I just read a very interesting article, Daniel Sockwell, Writing a Brief for the iPad Judge. The basic problem:
[M]ore and more judges are reading briefs primarily on iPads or other tablets…. The Fifth Circuit judiciary reads the majority of their briefs on iPads, and, from conversations with numerous judges and clerks, the other Circuits are not far behind (though I was told that the Third Circuit is “not as iPad heavy as some circuits”). The best way to know how a particular judge typically reads briefs is to ask — the clerks will likely be happy to help.
Why you should care how the judge reads your brief?
Why do iPads even matter? … Lawyers who care about communicating forcefully and clearly should seek to perfect style and typography in addition to substance. The rules of typography are simply different for a screen than for print….
I think he may have meant tablet, rather than the Apple-specific brand of tablet, which is only noted for its irony. It makes sense that judges would use tablets to read briefs, saving them from having to carry the weight of dead-tree briefs with them. The alternative is carrying the one page write-up of their law clerks, which isn’t a really good thing.
As discussed, this raises a wealth of issues that fundamentally alter how briefs should be presented in order to have their maximum beneficial impact.
A brief written to be read on an iPad should differ from one written for text in three main ways: it should use fewer footnotes, should use a different font, and should avoid confusing hierarchical organization.
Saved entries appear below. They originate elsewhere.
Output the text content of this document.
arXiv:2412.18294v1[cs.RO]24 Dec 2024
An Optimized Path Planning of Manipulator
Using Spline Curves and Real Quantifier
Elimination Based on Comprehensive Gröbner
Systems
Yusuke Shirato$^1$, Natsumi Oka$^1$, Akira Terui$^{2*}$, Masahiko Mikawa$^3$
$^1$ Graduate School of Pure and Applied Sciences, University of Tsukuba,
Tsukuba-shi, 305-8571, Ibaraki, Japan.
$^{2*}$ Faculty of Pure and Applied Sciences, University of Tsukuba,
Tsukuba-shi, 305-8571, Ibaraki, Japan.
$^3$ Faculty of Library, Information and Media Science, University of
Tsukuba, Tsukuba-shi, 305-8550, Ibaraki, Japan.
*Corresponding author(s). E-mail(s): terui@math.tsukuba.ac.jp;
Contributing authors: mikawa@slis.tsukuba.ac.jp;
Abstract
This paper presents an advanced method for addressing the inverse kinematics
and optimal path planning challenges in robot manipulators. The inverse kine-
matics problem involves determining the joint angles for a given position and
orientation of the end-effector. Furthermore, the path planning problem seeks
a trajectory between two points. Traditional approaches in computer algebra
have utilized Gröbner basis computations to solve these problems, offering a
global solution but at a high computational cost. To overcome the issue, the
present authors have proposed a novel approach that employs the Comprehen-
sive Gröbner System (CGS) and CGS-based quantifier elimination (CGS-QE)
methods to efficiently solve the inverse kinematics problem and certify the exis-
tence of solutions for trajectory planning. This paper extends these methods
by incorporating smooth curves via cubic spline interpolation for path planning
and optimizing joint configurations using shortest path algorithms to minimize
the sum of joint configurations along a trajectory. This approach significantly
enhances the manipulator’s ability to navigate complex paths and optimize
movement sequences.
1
Lawyers who expect a brief to be read on an iPad should try to avoid footnotes. One of the advantages of reading on an iPad is that judges can adjust the screen view, zooming in and focusing on the current passage. However, this advantage is lost if footnotes require the reader to constantly scroll to the bottom of the page for citations or substantive material. Worse, the extra scrolling raises the risk that the footnotes won’t be read at all, already a concern with substantive footnotes.
And then, fonts. Easy to read. Easy on the eyes. With adequate resolution, yet dignified. Comic sans is not as funny in a brief as it is elsewhere.
There is one problem arising from the mixed brief submission, where a court requires paper briefs as well as digital briefs. The two can’t be different, and yet the two will be read in very different ways that require them to be different. Sockwell makes the point that an advocate needs to know how a particular judge reads a brief, and tailor a brief to her ways. That may be fine when the brief goes to a trial judge, but won’t necessarily help when it goes to an appellate panel. You can’t please them all.
But this is likely to continue as a trend, and eventually reach the point where all briefs are read digitally. It’s just so much easier logistically. That said, ease comes with a price, and that also has to be factored into the brief.
Initially, Sockwell’s point about eliminating footnotes is a critical one, not just because they’re hard to read on a tablet but because that means footnotes won’t be there to be used. I love footnotes in briefs. They are the perfect tool to make mini-arguments, small off-shoots of main points that may not merit a point heading of their own but carry weight in the consideration of the main point. I’ve prevailed in more than a few cases because of the content of a footnote. To lose them because a judge prefers to read on a tablet is to lose a critical arrow in our quiver.
And what about margin notes? What about a dog-eared page? These are the tools of reading, of thinking as one reads, that are the embodiment of persuasiveness. These are the means by which the reader finds himself seeing things that may ultimately convince him to agree with your position. But as he reads through it, he can’t know yet whether he’s persuaded, and needs to highlight a point, add some thoughts or questions of his own, so he can refer back to them as he mulls over the decision.
The tablet doesn’t lend itself to these physical manifestations of deliberation. Yes, there are apps, sticky notes, highlighting, etc., but if you think that’s the same, or easily adopted by a judge who still appreciates the smell of a book or the feel of a linen page, you’re deluding yourself. As the judge reads your brief, that’s not the time to pray he’s sufficiently technologically adept to intuitively run apps to note his thoughts. It’s the time to just think, to just note those thoughts without distraction. Nothing ruins a good ponder like a cool app.
Over time, as digital natives grow robes and take to the bench, these issues will dissipate somewhat. They will be better at shifting gears between thought and technology, and will run and use apps without need for the amount of thought us Luddites require.
But even then, they will lose the facility that comes from having it all there in front of them. Having a brief opened to a page so that you can shift back and forth between the brief you’re reading and the other guy’s, makes it enormously easier to contrast arguments. As much as I open myself for ridicule for saying this, I greatly prefer my caselaw in books, where I can keep a dozen open on my desk and refer back and forth to the language and holdings of each.
On the other hand, I can easily copy and paste a quote from an online opinion rather than have to type it out at length from a book, and be certain that it will be perfect every time. Yes, the tablet will make things easier, less weighty, and assure that there will be no scrivener’s errors. All we need to sacrifice is thought.